How to Solve the N+1 Query Problem in GraphQL: Using DataLoader

GraphQL's ability to fetch nested data structures in a single query is its most celebrated feature. However, behind the scenes, this flexibility introduces a major database performance trap: the N+1 Query Problem.

If you fetch a list of items and their associated relations (e.g., a list of posts and the author details of each post), a naive GraphQL resolver will execute one database query for the list, and then a separate query for every single item in that list.

In this guide, we will analyze why the N+1 problem occurs, explore why standard SQL joins do not fit GraphQL’s resolver model, and implement a solution using Facebook's DataLoader library.

How the N+1 Query Problem Happens

GraphQL executes query resolvers recursively, moving from the top of the query tree downwards.

Suppose a client submits this query:

query {
  posts {
    title
    author {
      name
    }
  }
}

The GraphQL engine processes this in stages:

  1. It calls the posts resolver, which queries the database for all posts:
    • Query 1: SELECT * FROM posts; (Returns, say, 50 posts).
  2. For each of the 50 post objects, the engine resolves the nested author field.

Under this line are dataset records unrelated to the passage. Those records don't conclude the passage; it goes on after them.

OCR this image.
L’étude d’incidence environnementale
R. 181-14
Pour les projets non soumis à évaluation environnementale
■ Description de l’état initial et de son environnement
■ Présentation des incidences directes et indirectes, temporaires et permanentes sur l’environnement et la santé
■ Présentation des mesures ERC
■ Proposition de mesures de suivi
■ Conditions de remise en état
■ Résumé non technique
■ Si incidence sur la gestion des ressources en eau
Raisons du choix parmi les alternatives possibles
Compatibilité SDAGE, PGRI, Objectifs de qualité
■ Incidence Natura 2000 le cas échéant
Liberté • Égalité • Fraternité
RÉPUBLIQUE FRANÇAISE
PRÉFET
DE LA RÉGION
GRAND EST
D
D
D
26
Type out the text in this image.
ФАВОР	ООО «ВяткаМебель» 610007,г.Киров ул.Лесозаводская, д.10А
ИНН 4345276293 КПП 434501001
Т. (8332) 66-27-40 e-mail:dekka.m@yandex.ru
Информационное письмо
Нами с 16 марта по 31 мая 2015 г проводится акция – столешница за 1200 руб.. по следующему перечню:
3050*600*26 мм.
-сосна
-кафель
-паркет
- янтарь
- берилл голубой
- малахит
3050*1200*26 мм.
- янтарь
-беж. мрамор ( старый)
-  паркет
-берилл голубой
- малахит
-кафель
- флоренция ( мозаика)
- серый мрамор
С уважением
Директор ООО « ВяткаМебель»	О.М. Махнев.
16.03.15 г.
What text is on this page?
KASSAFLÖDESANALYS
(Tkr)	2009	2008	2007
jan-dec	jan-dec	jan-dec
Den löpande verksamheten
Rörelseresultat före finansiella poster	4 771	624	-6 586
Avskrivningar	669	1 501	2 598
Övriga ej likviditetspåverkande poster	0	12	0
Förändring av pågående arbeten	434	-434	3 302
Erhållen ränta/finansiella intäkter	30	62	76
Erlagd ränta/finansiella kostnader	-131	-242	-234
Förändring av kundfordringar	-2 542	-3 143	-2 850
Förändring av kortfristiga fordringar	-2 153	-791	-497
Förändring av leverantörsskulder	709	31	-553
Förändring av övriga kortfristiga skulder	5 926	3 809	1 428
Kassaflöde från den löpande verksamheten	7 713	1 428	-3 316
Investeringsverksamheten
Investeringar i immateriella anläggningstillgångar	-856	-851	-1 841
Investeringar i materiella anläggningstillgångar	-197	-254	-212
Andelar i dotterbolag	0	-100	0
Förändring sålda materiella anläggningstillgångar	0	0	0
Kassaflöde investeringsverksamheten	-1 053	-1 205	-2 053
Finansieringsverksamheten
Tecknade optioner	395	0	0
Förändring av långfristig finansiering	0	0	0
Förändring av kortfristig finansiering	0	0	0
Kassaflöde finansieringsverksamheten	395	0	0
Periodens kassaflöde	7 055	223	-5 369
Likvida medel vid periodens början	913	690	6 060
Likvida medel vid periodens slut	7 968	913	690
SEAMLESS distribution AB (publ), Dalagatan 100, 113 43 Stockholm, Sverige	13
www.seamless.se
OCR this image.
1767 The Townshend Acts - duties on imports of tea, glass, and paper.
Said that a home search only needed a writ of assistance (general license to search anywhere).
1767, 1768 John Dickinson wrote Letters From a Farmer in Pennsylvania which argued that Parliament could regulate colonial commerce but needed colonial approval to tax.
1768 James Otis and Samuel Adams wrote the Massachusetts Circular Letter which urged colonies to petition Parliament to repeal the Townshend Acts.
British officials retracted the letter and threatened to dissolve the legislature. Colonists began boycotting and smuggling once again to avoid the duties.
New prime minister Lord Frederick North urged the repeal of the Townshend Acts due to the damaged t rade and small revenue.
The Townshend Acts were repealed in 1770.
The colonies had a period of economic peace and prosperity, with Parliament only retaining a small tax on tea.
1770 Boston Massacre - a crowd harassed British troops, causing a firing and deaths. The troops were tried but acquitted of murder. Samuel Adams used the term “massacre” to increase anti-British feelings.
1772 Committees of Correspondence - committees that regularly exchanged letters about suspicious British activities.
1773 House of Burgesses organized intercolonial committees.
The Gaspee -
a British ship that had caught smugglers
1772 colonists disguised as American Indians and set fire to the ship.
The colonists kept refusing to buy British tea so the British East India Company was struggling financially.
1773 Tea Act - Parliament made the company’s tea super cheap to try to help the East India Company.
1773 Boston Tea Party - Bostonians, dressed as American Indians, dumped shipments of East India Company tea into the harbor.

It executes the author resolver 50 times:
    • Query 2: SELECT * FROM users WHERE id = post1.author_id;
    • Query 3: SELECT * FROM users WHERE id = post2.author_id;
    • ...
    • Query 51: SELECT * FROM users WHERE id = post50.author_id;

Instead of pulling all the data in one or two database operations, the server makes 51 queries (1 primary query + N relation queries). If your site has high traffic, your database connection pool will exhaust instantly.

The Solution: Facebook's DataLoader

The standard tool to fix the N+1 query problem is DataLoader.

DataLoader is a utility library that solves the problem using two strategies: Batching and Caching.

  • Batching: Instead of querying the database immediately when a resolver requests a relation, DataLoader waits briefly (coalescing requests in the same Node.js Event Loop microtask queue Tick). It groups all individual keys into an array and requests them in a single batch query (e.g., SELECT * FROM users WHERE id IN (1, 2, 3...);).
  • Caching: If multiple posts share the same author, DataLoader caches the user record for the duration of the current HTTP request, preventing duplicate database checks.

Implementing DataLoader in Node.js

Let's write a resolver setup using DataLoader.

Step 1: Install DataLoader

pnpm add dataloader

Step 2: Define the Batch Loading Function

A batch loading function accepts an array of keys and must return a Promise that resolves to an array of values of the same length and in the same order as the keys.

import DataLoader from 'dataloader';

// DB user query helper
async function batchGetUsers(userIds: readonly number[]) {
  // Execute a single SQL query using the IN operator
  const users = await db.query('SELECT * FROM users WHERE id = ANY($1)', [userIds]);
  
  // CRITICAL: Map database rows back to match key order exactly
  const userMap = new Map(users.map((user) => [user.id, user]));
  return userIds.map((id) => userMap.get(id) || null);
}

// Instantiate the loader per request context
export const userLoader = new DataLoader(batchGetUsers);

Step 3: Wire Up the Resolvers

Instead of calling the database helper directly in the nested user resolver, pass the key to the loader:

const resolvers = {
  Query: {
    posts: async () => {
      // Query 1: Fetches all posts
      return db.query('SELECT * FROM posts');
    },
  },
  Post: {
    author: async (parentPost, args, context) => {
      // DataLoader intercepts this call, batches all author_ids, 
      // and executes one SELECT ... WHERE id IN (...) query.
      return userLoader.load(parentPost.author_id);
    },
  },
};

How the Database Query Graph Changes

By introducing DataLoader, the 51 database queries collapse into 2 queries:

  1. Query 1: SELECT * FROM posts; (Returns 50 posts).
  2. Query 2: SELECT * FROM users WHERE id IN (3, 7, 12, ...); (Fetches all unique authors in one query).

This dramatically reduces database loads, cuts response times, and scales naturally with nested lists.

Conclusion

The N+1 query problem is a natural side effect of GraphQL’s decoupled resolver architecture. By configuring a per-request DataLoader instance, you can batch individual relation lookups into combined SQL IN operations and cache duplicates during the request lifecycle, ensuring your GraphQL APIs remain fast.